Does Your Appeal Request Require Documentation?

Please be sure that Medicare needs all the documentation that you including with your redetermination request. Many times, we receive 20 - 40 pages of documentation. Frequently, the information that is submitted is not required to process the redetermination. Following are some additional tips on submitting documentation:

  • For example if a claim is denied for medical necessity, please review your claim to determine if the denial is due to the diagnosis code billed or due to the frequency of the service. The documentation needed may only be a new diagnosis code. Check Medicare Policy for covered diagnosis codes and documentation submission requirements.
  • Please check that the documentation is for the date of service and the beneficiary that is on the claim which denied.

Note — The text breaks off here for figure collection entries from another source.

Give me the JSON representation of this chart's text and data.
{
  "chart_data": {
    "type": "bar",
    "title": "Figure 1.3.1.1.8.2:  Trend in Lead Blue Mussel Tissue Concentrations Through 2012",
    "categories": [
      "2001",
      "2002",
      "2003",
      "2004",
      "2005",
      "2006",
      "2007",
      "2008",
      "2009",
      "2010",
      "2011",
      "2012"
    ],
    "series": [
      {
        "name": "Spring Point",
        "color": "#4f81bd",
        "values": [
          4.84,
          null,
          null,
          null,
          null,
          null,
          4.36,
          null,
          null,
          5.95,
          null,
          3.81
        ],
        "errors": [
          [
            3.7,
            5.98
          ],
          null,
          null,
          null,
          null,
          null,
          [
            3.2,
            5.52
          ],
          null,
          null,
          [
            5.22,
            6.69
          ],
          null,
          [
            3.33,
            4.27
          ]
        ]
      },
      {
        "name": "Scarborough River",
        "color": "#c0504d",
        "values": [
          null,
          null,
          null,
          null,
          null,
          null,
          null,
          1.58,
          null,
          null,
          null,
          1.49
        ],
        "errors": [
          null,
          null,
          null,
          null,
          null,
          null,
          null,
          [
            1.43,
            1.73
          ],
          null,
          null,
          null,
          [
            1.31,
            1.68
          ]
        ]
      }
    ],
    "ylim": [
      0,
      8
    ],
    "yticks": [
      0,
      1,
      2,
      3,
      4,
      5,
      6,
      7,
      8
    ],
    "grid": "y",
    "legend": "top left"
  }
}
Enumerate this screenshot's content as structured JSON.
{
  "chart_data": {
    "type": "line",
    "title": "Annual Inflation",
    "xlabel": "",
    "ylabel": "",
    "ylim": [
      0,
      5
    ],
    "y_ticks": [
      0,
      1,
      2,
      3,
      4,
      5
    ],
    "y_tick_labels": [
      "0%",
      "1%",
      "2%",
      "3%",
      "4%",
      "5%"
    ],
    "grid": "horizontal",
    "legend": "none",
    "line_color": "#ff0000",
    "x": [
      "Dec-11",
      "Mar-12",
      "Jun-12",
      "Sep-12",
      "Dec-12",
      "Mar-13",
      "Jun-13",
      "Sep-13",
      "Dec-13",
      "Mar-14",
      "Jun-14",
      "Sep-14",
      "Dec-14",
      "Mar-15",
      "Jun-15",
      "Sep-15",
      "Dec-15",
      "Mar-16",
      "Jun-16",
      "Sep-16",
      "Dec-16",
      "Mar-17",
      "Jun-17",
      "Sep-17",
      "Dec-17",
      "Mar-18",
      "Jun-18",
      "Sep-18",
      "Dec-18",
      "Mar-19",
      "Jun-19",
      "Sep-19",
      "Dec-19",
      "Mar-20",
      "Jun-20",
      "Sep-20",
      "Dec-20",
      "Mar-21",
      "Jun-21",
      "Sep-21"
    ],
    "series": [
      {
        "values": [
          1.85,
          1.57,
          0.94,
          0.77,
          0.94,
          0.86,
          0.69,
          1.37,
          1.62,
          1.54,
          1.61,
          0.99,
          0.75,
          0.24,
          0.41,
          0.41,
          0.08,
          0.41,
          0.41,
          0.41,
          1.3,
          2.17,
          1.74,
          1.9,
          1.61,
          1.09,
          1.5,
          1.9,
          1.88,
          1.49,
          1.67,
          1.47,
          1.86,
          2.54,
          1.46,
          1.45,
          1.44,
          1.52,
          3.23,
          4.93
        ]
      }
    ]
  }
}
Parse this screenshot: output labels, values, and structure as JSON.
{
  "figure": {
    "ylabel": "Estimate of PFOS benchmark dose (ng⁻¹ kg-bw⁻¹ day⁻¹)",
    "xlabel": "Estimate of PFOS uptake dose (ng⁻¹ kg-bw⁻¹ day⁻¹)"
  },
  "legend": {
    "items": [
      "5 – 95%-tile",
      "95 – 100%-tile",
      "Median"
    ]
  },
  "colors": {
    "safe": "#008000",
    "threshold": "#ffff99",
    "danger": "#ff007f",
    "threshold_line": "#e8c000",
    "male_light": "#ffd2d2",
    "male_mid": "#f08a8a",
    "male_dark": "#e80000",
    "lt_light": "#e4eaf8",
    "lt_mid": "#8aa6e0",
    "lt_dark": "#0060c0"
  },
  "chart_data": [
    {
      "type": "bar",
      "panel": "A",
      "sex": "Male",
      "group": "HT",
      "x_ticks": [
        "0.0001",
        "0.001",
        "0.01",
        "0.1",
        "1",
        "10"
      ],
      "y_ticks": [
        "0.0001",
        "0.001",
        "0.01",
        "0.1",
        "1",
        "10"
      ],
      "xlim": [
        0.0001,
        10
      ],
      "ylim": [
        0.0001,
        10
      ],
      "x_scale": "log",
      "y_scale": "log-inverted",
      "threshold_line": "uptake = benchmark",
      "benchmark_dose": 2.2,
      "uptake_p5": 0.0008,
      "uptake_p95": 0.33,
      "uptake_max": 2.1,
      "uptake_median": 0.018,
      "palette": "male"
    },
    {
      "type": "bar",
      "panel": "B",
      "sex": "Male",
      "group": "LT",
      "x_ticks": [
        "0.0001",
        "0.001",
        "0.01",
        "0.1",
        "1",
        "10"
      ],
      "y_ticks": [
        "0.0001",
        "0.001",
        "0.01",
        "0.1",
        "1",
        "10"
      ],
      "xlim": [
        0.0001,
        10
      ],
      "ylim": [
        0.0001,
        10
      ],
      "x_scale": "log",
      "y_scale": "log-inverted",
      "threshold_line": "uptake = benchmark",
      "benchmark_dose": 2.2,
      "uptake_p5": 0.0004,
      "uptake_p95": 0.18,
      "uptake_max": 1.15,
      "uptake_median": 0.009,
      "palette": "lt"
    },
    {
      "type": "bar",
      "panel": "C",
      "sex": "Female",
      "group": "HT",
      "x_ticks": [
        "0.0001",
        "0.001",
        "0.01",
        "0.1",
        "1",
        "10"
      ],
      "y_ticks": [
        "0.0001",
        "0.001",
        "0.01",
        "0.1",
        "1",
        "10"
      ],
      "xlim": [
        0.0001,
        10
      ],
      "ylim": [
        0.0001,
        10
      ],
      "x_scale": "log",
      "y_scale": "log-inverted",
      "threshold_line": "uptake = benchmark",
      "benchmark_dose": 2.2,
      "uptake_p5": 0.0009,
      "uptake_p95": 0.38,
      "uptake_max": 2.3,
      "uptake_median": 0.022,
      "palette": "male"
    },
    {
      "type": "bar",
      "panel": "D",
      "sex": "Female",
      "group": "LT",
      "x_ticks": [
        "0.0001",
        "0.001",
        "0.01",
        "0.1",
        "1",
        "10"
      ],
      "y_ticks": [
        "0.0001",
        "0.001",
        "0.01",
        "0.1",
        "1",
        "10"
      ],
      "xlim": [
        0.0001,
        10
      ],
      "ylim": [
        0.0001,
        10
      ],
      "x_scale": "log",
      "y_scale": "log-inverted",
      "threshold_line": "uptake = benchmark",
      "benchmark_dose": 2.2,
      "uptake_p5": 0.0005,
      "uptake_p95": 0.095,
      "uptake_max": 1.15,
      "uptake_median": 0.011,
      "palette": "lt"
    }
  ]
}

  • When sending documentation, clearly indicate the section of the documentation that supports your opinion that the claim should not have been denied. This should be stated on the redetermination request form, in the section "I do not agree with the determination of my claim. MY REASONS ARE:" or in the section "Additional Information Medicare Should Consider"
  • Appeals for services which have a "B", "I" or "N" status indicator on the Medicare Fee Schedule database are services which are always bundled or invalid for Medicare. The addition of a modifier with medical documentation will not enable Medicare to make a payment on appeal. To make payment, the fee schedule indicator for the code would need to be changed by CMS.
  • In addition, check CCI edits to ensure that modifiers can be applied to unbundle services. If the CCI indicator is "0" for a particular code pair, again, the addition of a modifier and notes on appeal will not cause Medicare to reverse the initial determination. In this situation, the CCI edit would need to be revised before Medicare could make payment.